The Federal Reserve just updated its policy tools. What impact could that have on inflation, interest rates and your investments.
Topics covered include:
- Why is the Federal Reserve more transparent in its communication than it used to be.
- What are the Federal Reserve’s Congressionally mandated goals.
- What are four economic developments that has caused lower inflation and motivated the Fed to adjust its strategy for achieving its goals.
- Why inflation could be higher than the Fed’s 2% target
- What might the Federal Reserve do now that it has adjusted its strategy
- What will it take for inflation to increase?
- What can individuals do financially in a low return, low yield environment
Welcome to Money For the Rest of Us. This is a personal finance show on money, how it works, how to invest it, and how to live without worrying about it. I’m your host, David Stein. Today is episode 312. It’s titled “What the Fed’s new policy means for your finances.”
Fedspeak versus Clarity
In January 2012 the U.S. Federal Reserve, the U.S. central bank, did something that it had never done before. The Federal Reserve Open Market Committee issued its first statement on longer-run goals and monetary policy strategy. That’s often referred to as a consensus statement. Now, how is that remarkable, telling people what your goals are, what is the purpose of your organization? Well, prior to that, the Federal Reserve Open Market Committee, particularly under chair Alan Greenspan, was deliberately opaque, so that financial markets wouldn’t overreact to whatever the Federal Reserve stated. This cryptic form of communication, never coming out and really saying what you’re thinking, came to be known as “Fed speak”, or “Green speak.”
In 2007 on 60 Minutes Lesley Stahl interview Alan Greenspan. Stahl mentioned how Greenspan in public was inscrutable whenever Congress asked about interest rates. He resorted to indecipherable, Delphic dialect known as Fed speak. Greenspan responded, “I would engage in some form of syntax destruction, which sounded as though I were answering the question, but in fact had not.”
We can contrast Fed speak with the Federal Reserve’s 2012 consensus statement, which read:
“The Committee seeks to explain its monetary policy decisions to the public as clearly as possible. Such clarity facilitates well-informed decision-making by households and businesses, reduces economic and financial uncertainty, increases the effectiveness of monetary policy, and enhances transparency and accountability, which are essential in a democratic society.”
Wow. Clarity facilitates great decision-making.
I thought about that this weekend. We had some friends over at our cabin to camp in our backyard. This couple has two children—five and two. They had never been camping before. These kids are on a set schedule.
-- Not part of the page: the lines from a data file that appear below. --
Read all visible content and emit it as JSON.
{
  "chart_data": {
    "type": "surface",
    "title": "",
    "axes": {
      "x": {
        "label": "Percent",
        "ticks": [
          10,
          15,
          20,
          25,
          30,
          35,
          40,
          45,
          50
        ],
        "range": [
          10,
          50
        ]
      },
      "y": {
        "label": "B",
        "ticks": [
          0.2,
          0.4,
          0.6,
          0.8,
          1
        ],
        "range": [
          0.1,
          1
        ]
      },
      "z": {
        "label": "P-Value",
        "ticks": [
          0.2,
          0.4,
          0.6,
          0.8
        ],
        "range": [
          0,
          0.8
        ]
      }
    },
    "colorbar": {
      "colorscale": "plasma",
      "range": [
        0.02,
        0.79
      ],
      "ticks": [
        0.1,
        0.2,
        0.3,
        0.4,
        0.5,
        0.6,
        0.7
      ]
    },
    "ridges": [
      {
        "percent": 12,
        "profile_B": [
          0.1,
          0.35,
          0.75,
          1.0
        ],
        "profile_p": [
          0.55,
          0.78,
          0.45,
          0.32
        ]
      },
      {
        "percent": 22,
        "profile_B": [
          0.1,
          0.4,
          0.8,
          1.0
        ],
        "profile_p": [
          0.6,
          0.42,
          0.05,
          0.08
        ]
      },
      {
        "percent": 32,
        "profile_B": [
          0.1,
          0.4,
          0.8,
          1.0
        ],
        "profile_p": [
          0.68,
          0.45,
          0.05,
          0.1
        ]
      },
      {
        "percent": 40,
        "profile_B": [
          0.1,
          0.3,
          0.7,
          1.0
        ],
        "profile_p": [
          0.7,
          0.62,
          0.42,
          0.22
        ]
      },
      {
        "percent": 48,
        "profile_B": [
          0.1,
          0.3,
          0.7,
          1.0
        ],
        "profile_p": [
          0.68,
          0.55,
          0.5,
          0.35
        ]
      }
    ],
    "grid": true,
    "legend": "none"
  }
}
They go to bed at 7:30; their rooms are dark, with blackout curtains. They play white noise. And they did on this camping trip. A blackout tent. White noise.
The youngest son, after being there for a couple of days, it became pretty clear his favorite question was “Why? Why? Why?” That’s what we want from the Federal Reserve—to explain what they’re doing, and why are they doing it. And they have done a much better job of that. How refreshing it is to have clarity around our goals, our personal goals, our family goals, business, charitable goals.